Поэтический талант бродит в крови Родионовых.

– Где встречаемся? – оборвал я это стихосложение.

– Возле Лёнчика, где ещё. Давай… Через полтора часа.

– Давай. Только это… Кать… Ну, если вдруг позвонит Денис, ты ему скажи, что… Ты лучше ему ничего не говори. Ты вообще трубку больше не бери, ладно? Кать, ты меня слышишь?

– Поздно, Слащёв, поздно.

Я хотел спросить, что именно поздно, но Катька хихикнула и отключилась. В трубке продолжало шуршать, будто там эскадрон сверчков поселился. Кстати, может, так оно и есть, телефон древний, надо будет проверить.

Поглядел на часы. Половина седьмого. Надо что-нибудь сжевать. Хорошо бы с сыром. Горячего. Ну, или бутерброд.

Я перебрался в родительский дом – время гнулось к ужину, не исключались тефтели, во всяком случае, что-то явно опять из котлетного ассортимента – из кухни тянуло салом. Тефтель с хлебом мне бы вполне не помешала, только потом будет в пузе ворчать, народ может и рассмеяться.
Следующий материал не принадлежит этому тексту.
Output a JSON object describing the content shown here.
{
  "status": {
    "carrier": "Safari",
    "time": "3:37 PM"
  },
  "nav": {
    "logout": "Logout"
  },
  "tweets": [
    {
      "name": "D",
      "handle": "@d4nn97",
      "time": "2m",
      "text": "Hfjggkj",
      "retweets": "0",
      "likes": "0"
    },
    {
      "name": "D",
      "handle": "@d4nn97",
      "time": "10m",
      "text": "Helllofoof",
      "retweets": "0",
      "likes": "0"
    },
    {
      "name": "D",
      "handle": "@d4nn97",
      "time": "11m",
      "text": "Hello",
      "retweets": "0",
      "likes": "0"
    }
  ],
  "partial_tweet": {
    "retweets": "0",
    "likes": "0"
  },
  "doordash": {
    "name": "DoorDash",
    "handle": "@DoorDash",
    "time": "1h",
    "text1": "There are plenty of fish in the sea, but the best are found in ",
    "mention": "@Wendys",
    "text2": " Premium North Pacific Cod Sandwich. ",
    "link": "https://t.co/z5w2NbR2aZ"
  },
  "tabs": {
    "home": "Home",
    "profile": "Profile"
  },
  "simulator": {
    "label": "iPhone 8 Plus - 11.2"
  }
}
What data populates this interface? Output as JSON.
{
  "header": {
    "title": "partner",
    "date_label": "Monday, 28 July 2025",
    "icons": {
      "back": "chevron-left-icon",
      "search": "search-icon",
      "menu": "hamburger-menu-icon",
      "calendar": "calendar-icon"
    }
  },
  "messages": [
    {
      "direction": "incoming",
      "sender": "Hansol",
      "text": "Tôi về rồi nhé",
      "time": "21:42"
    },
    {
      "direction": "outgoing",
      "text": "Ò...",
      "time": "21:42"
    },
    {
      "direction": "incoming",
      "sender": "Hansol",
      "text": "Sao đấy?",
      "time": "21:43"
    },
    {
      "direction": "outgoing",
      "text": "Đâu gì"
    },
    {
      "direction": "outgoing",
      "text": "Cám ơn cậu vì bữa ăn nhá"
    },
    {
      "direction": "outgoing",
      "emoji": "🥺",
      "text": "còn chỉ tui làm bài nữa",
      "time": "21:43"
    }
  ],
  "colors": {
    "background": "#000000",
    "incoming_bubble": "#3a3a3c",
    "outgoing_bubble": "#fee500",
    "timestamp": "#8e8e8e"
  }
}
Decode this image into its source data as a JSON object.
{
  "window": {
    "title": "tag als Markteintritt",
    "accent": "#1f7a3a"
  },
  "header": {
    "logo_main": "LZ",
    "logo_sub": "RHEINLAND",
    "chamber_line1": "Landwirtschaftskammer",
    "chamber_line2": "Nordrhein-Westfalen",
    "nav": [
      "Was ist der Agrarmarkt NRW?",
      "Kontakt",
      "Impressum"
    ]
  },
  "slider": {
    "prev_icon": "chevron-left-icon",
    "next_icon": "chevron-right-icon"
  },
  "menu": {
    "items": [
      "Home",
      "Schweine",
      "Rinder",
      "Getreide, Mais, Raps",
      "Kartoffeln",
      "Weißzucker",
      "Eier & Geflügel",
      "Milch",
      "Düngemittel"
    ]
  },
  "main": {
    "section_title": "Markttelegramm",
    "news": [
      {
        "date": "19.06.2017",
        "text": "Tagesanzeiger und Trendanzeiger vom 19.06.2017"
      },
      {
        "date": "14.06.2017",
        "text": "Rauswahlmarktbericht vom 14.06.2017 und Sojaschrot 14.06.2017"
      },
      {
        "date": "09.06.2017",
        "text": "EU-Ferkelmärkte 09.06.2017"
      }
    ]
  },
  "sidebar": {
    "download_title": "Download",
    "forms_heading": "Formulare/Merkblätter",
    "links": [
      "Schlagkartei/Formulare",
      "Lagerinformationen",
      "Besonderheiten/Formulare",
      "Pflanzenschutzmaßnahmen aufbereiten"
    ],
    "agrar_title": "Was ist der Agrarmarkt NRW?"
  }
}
В кухне меня ждало разочарование. Это были не тефтели, это был хворост. Тесто, обугленное в постном масле. На столе возвышалась целая гора в миске, холестерольный Эльбрус. Мать стояла у плиты.

– Кушай, – предложила она.

Лучше бы она оладий напекла, оладьи можно жевать. Хворост нет.

– Садись. – Мать указала на стул.

– Не хочу, – отказался я.

– Съедят ведь.

Я пожал плечами.

– Я пойду. Мне пора.

– Куда идёшь? – спросила мать.

– Пойду… – Я безразлично поглядел в окно. – Туда…

– Так куда? – поинтересовалась она.

– Ну это… Поброжу. У Катьки брат приехал.

– Петя?

– Угу. Со своей группой, смотреть пойдём.

– С Катей пойдёте?

Мать мило улыбнулась. Ну ещё бы. Сердце какой матери не бьётся радостно, когда её сын идёт на концерт с хорошей девушкой?